Гари, наверно, это понял. Потому ему, наверное, и было стыдно, потому он и просил прощения. А я поняла только, какая опасность ему грозит, если увидят, что он, черный, выносит меня на руках в ворота, ведущие в мир белых людей.
Я все ищу сравнений, метафор, чтобы яснее выразить мою мысль, но ничего не нахожу, потому что ничего и нет. Просто индиец несет на руках англичанку, с которой у него была любовь и над которой у него на глазах надругались другие, несет ее туда, где она будет в безопасности. Это и есть метафора. Этим сказано все, что нужно, правда? Если развить эту ситуацию, представить себе, что он донес меня до дома Макгрегора, сдал на попечение тете Лили, позвонил доктору, позвонил в полицию, отвечает на вопросы, которые ему задают как моему спасителю, получится что-то совершенно неправдоподобное, какой-то абсурд.

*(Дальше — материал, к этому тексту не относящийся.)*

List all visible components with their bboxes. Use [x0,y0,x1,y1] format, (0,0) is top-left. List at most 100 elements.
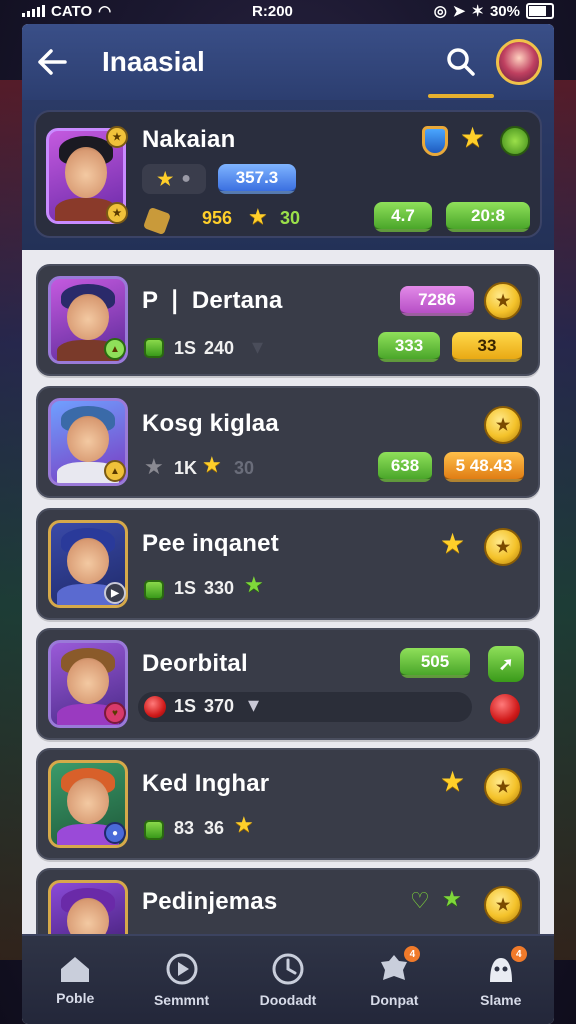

Когда додумаешь до того места, где Роналд, скажем, отводит Гари в сторону и Гари ему отвечает: «Да, у нас там было свидание», Роналд должен сочувственно кивнуть головой, но не кивнет, если не выбелить Гари кожу, чтобы она стала не просто как у белого, а как у белого, потрясенного до такой степени, что другой белый не может не пожалеть его, как бы ни осуждал.
Вот потому я с ним и боролась, и била его, и твердила: «Мы не виделись. Ты ничего не знаешь».
Так легко сказать: «Я не видела Гари Я его не видела с тех пор, как мы были в храме». Я так и сказала Лили, когда лежала на диване в гостиной. Она поняла наконец, что случилось, и спросила: «Это был Гари?» И я ответила слишком, пожалуй, поспешно, но твердо: «Нет-нет, Гари я не видела. Я его не видела с тех пор, как мы ходили в храм».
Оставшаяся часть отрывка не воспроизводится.